Kapitel 6. Seelenpakt
[Xanthea]
Böen strömten in den Ballsaal und kündigten die Ankunft eines Sturms an. Ich stand am Fuß des Altars, während sie um mich herumwirbelten.
Ein leises Keuchen entrang sich meinen Lippen, als ein starker Wind meinen Schleier von meinem Gesicht wehte.
Der Wind verhedderte sich mit den losen Haarsträhnen und steckte sie hinter mein Ohr.
Mein Atem stockte, als ich merkte, dass es nicht die Luft war, die meine Wangen streifte. Ich bekam eine Gänsehaut, als ein weiterer Zephyr meinen Nacken streichelte.

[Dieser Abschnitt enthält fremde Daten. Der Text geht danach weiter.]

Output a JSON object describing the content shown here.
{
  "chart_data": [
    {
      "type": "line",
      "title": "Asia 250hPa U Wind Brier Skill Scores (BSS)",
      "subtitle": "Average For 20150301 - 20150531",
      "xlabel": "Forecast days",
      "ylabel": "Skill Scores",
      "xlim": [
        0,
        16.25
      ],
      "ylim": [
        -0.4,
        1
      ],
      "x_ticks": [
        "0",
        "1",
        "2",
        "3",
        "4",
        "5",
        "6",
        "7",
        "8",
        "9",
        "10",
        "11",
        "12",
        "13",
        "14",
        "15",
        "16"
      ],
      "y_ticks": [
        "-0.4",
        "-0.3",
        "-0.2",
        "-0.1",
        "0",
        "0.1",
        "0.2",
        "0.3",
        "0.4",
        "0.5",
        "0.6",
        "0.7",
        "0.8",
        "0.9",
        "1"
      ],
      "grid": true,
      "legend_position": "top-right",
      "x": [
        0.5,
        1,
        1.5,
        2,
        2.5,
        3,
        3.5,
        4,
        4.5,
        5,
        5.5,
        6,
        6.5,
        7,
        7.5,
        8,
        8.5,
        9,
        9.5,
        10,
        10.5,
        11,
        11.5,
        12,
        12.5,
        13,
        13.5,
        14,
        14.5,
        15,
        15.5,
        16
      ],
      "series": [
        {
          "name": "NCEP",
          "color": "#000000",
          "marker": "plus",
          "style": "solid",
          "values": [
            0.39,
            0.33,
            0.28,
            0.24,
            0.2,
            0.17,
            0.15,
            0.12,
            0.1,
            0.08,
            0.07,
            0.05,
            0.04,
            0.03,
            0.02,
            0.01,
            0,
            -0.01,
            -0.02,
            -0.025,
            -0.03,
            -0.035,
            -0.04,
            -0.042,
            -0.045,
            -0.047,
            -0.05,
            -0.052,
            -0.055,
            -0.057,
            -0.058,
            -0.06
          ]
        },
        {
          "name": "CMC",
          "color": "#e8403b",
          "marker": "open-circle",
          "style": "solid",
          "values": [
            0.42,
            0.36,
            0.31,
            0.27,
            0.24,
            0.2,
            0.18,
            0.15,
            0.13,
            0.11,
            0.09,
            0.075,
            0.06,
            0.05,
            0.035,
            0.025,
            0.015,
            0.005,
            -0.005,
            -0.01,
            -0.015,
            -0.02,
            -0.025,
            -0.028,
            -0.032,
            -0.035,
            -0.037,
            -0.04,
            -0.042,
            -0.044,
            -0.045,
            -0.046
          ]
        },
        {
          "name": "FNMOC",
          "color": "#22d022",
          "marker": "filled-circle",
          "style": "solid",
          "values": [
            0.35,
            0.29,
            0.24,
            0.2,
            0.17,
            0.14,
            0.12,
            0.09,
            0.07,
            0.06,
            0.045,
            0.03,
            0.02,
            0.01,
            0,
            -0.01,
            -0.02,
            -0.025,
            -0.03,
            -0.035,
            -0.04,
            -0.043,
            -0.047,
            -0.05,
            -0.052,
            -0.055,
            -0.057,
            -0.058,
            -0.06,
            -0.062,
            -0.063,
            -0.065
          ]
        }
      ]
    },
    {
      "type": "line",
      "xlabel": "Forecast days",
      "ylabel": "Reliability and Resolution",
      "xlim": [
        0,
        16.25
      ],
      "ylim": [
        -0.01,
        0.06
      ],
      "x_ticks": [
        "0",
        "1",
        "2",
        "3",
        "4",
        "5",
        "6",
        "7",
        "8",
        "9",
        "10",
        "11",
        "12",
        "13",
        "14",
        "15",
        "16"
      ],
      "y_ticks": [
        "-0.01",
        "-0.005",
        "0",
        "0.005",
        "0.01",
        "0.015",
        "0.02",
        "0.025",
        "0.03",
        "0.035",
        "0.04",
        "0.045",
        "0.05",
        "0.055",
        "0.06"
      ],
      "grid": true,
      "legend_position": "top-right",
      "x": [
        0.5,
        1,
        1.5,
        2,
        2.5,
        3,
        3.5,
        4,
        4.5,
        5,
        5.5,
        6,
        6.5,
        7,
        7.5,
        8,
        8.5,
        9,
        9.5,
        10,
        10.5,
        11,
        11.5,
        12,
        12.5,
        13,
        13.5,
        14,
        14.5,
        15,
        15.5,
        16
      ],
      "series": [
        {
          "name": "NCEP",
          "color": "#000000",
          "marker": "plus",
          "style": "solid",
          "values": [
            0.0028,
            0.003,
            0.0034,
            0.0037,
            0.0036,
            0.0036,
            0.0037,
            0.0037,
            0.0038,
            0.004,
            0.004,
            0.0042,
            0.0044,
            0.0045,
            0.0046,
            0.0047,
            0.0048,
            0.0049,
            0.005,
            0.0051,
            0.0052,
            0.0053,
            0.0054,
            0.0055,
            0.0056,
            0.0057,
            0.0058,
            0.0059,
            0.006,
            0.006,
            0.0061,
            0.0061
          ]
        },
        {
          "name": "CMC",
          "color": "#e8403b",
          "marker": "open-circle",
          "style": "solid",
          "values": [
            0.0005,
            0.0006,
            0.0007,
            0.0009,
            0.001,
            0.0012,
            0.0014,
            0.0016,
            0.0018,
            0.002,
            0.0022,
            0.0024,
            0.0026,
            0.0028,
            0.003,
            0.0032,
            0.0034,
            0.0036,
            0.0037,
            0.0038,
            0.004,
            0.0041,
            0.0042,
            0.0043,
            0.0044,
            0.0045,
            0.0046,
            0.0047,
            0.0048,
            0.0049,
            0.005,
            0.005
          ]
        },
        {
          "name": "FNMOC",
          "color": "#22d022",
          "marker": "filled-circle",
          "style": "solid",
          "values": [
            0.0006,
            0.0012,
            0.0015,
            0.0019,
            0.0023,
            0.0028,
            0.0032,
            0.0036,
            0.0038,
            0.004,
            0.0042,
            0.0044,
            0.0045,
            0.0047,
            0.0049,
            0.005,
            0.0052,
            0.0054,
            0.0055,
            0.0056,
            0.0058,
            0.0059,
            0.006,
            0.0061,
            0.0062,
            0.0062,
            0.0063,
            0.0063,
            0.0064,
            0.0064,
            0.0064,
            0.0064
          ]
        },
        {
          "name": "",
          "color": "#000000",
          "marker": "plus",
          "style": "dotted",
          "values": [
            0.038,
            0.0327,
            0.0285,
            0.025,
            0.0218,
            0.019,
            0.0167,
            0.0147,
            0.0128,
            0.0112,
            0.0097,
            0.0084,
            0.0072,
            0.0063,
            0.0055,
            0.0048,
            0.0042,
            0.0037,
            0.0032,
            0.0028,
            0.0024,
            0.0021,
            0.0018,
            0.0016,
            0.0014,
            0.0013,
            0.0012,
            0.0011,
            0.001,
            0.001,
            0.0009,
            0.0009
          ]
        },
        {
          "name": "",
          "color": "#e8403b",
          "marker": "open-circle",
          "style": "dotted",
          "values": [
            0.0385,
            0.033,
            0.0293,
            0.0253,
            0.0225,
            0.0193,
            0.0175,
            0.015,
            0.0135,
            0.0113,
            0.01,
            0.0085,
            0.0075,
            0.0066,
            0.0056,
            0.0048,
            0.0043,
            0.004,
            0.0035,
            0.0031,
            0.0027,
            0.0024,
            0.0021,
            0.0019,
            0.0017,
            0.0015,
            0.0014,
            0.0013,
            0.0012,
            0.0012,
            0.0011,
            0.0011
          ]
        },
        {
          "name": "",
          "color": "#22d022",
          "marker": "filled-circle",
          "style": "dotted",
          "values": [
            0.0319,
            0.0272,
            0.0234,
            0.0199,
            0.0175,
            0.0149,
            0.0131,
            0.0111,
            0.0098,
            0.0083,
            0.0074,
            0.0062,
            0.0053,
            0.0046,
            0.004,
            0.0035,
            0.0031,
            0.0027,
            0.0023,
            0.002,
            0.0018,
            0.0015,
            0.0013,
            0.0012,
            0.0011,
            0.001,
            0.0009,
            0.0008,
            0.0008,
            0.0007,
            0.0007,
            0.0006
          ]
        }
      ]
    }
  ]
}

Ich öffnete meine Lippen und stieß einen leisen, zitternden Atemzug aus.
„Süß.“ Ein Flüstern küsste mein Ohr.
Ich presste die Lippen zusammen und schluckte schwer.
Als ich die Augenlider hob, kamen mir die Sekunden wie eine Ewigkeit vor.
Vielleicht waren diese Sekunden verzaubert, oder vielleicht war meine Existenz zum Stillstand gekommen. Aber etwas Surreales schwebte in der Ferne zwischen uns, als sich meine Blicke mit denen der drei Dämonenfürsten trafen.
Ich schnappte halb nach Luft und starrte sie mit offenem Mund an. Mein Herz schlug immer schneller, als die drei mich mit ihren dunklen, kalten Augen ansahen und das Geheimnis der Nacht in sich trugen.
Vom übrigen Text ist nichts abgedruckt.